In summary, we established a stemness index-related signature and developed a prognostic nomogram in combination with prognosis-related clinicopathological characteristics. This model might be used to predict the OS of patients with PADC. Furthermore, TPX2, ZWINT, UBE2C, CCNB2, CDK1, BUB1, and BIRC5 may orchestrate the stemness, proliferation, and invasion of tumor cells. These genes might be potential prognostic biomarkers and therapeutic targets in PADC.

Abbreviations

PADC:Pancreatic ductal adenocarcinoma
mRNAsi:mRNAsi expression base-index
EREG-mRNAsi:Epigenetic regulation based-index
DEGs:Differentially expressed genes
WGCNA:Weighted gene coexpression network analysis
CSCs:Cancer stem cells
FDR:False discovery rate
TOM:Topological overlap measure
GS:Gene significance
MS:Module significance
ME:Module eigengenes
MM:Module membership
GO:Gene Ontology analysis
KEGG:Kyoto Encyclopedia of Genes and Genomes Analyses
GSEA:Gene Set Enrichment Analysis
PPI:Protein-protein interaction
MF:Molecular function
BP:Biological process
CC:Cellular component
OS:Overall survival
ROC:Receiver operating characteristic curves
-index:Concordance index.

Data Availability

All data generated or analyzed during this study are included in the manuscript.

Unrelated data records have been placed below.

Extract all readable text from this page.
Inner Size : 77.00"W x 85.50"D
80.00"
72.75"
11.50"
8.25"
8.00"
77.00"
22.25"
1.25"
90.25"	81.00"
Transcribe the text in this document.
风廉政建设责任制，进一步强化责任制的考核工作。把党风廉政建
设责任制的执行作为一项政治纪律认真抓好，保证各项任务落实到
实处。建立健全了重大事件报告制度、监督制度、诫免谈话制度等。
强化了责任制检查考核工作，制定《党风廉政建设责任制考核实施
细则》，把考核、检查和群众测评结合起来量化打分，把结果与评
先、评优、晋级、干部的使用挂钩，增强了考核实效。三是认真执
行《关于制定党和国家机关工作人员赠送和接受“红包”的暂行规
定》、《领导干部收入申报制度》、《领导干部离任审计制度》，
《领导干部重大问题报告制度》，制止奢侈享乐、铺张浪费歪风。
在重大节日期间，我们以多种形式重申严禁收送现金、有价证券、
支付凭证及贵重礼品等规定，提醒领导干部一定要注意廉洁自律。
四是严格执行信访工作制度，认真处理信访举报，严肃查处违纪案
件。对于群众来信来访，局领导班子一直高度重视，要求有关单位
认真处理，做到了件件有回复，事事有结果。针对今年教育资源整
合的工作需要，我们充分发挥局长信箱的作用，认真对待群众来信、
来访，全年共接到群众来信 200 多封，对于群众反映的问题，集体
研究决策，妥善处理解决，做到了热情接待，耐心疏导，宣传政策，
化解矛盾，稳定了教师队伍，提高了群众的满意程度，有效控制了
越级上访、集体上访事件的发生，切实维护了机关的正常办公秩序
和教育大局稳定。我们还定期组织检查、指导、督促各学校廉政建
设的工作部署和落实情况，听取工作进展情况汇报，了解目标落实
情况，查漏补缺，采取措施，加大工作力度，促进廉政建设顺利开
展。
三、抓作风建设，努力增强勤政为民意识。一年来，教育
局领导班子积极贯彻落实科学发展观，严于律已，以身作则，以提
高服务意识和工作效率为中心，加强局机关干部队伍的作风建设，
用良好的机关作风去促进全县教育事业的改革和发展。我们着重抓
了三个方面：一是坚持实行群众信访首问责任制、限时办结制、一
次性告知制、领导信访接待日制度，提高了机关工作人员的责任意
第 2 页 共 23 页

In this study, the privacy of individual participants was not involved, such as images, videos, or other details.

Disclosure

The manuscript was previously published as a preprint as per the following link: https://www.researchsquare.com/article/rs-245344/v1.

Conflicts of Interest

The authors declare that they have no conflicts of interest.

Authors’ Contributions

Xiao-Yan Huang conceived and designed experiments, analyzed the data, prepared the figures, authored or reviewed drafts of the manuscript, and approved the final draft. Wen-Tao Qin conceived and designed the experiments, analyzed the data, authored or reviewed drafts of the paper, and approved the final draft. Qi-Sheng Su contributed reagents/materials/analysis tools, approved the final draft. Ruo-Chuan Liu conceived and designed the experiments and approved the final draft. Cheng-Cheng Qiu, Shan-Shan Xie, and Yang Hu performed the data curation and approved the final draft. All authors have contributed to, read, and approved this submitted manuscript in its current form.

Acknowledgments

We would like to thank Ms. Hu Yan-Ling for providing us with the solution to the technical question of co-expression network analysis. And in writing this paper, we would like to express our sincere thanks to all those who have helped us.